From the pages of the Bassett and Henry County Journal on 23rd of April 1953, “Deputy Sheriff J. B. Hanby said today that the Patrick County Canning Company, in the downtown section of Stuart, was broken into sometime during the weekend and seven or eight hundred pounds of sugar was stolen. The robbery was not discovered until late Monday afternoon. The sugar, in one-hundred-pound bags, was valued at $72.00, Hanby said he was told by George Cristall, manager and president of the company. The officer said that entry was made through a rear window and the sugar was apparently taken out through a double door. The window and the door were closed by the thieves.” I can’t possibly imagine what anyone would do with that much sugar! (wink)
George Cristall was born on the second of May 1896 in Mitrovon, Greece. In May of 1911, he boarded The Argentina, a ship on the Austria-America ship line and departed for New York, New York. Cristall arrived on Ellis Island the second day of June 1911. In April of 1923, Cristall became a naturalized citizen of the United States of America.
Two years later, in Greensboro, North Carolina, Cristall married Miss Elsie Panagrodon, who was also a Greek immigrant from the North Aegean Sea area. Tragically, Elsie and their newborn baby died the following year in 1926. Cristall married again that year to another young lady from Greece, Miss Violet Rekata. The couple had two sons, James born in 1927 and Jack born in 1929.
According to the Martinsville business directory, Cristall worked as a merchant in Martinsville until 1941, when he established the Stuart Cannery (registered as Patrick County Canning Company) in the old railroad depot. Cristall continued operations in the old building until he constructed a new building on the same site in 1945. The enterprise, which canned apples, tomatoes, blackberries, and other local produce, employed roughly fifty workers, including my Dad who worked there briefly when he returned from serving overseas in the U.S. Army.
Suzanne Hutchens told me that her husband, Larry, his siblings, and mother used to pick blackberries to sell to the Stuart Cannery. His Dad would also collect berries picked by the neighbors and deliver them to the cannery. Mr. Hutchens was able to get a few extra gas ration stamps in order to make the “berry runs.”
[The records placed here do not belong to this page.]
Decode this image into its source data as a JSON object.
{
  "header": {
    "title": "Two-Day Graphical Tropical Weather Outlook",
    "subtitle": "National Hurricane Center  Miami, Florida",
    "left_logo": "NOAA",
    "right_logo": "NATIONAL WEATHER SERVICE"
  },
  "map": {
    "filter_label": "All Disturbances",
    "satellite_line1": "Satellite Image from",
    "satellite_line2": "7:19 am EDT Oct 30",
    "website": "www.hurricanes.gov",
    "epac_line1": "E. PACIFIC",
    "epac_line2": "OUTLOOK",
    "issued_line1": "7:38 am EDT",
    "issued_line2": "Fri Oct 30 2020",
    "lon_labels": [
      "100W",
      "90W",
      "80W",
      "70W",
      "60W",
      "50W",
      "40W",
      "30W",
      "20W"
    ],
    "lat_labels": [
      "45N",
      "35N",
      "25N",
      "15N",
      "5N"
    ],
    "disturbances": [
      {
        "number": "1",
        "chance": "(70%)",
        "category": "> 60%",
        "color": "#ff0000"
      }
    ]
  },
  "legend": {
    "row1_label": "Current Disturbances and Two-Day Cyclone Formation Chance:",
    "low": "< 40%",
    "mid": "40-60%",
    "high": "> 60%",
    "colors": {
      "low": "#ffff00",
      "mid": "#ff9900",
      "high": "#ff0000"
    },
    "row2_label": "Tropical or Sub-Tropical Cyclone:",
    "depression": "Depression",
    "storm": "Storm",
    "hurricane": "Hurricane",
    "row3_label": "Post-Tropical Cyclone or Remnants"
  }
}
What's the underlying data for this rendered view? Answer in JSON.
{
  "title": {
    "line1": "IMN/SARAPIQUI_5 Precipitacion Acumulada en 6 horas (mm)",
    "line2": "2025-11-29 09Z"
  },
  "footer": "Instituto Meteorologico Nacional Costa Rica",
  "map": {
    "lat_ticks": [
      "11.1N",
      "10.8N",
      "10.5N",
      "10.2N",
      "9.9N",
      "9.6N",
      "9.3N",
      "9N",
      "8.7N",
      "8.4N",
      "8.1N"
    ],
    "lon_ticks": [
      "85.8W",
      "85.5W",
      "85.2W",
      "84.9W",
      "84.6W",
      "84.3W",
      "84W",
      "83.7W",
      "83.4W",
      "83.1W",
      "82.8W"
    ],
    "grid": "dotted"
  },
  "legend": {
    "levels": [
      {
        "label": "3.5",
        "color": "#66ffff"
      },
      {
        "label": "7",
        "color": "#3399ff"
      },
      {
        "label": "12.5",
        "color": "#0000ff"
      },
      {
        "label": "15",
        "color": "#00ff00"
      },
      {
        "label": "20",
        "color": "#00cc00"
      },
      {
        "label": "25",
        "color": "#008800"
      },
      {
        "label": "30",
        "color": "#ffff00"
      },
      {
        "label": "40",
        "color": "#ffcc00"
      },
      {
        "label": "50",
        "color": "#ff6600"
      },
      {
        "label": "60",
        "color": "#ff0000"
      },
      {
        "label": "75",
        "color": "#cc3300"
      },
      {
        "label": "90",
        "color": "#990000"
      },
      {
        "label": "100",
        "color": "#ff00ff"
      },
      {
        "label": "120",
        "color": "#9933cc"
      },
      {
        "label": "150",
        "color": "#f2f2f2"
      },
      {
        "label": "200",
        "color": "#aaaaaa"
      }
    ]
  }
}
The Stuart Cannery provided one of the first opportunities for women to work outside the home too. Mike and Opal Williams said that Virginia Williams used to work at the cannery. In an interview by Tootsie Cassell, Lizzie Pack worked at the Stuart Cannery for fourteen years while putting both of her daughters through school.
In an interview by Jackie Love, Rosie Goins Pack worked at the Stuart Cannery too. Pack stated, “I’ve never seen as many canned apples in my whole life. I worked for old man George Cristall and his two boys, Jimmy and Bully. I don’t know his real name. They called him Bully. I peeled the apples and got them ready for canning; then they’d bake them and can them. They were really good. They shipped them all over.
Tootsie Cassell also interviewed Ada Smart who reported that when she worked at the Stuart Cannery, she earned .40 cents an hour. Folks traveled up and down the mountain to work at the cannery too, including Muriel Shelor Wood and Gaye Belcher Edwards.
The Stuart Cannery closed in 1960 and the building was later used by Brent Watkins for his business, Stuart Glass. George Cristall passed away in 1968 at the age of 74. Thank you to Mike and Opal Williams and Suzanne Hutchens for information for this article.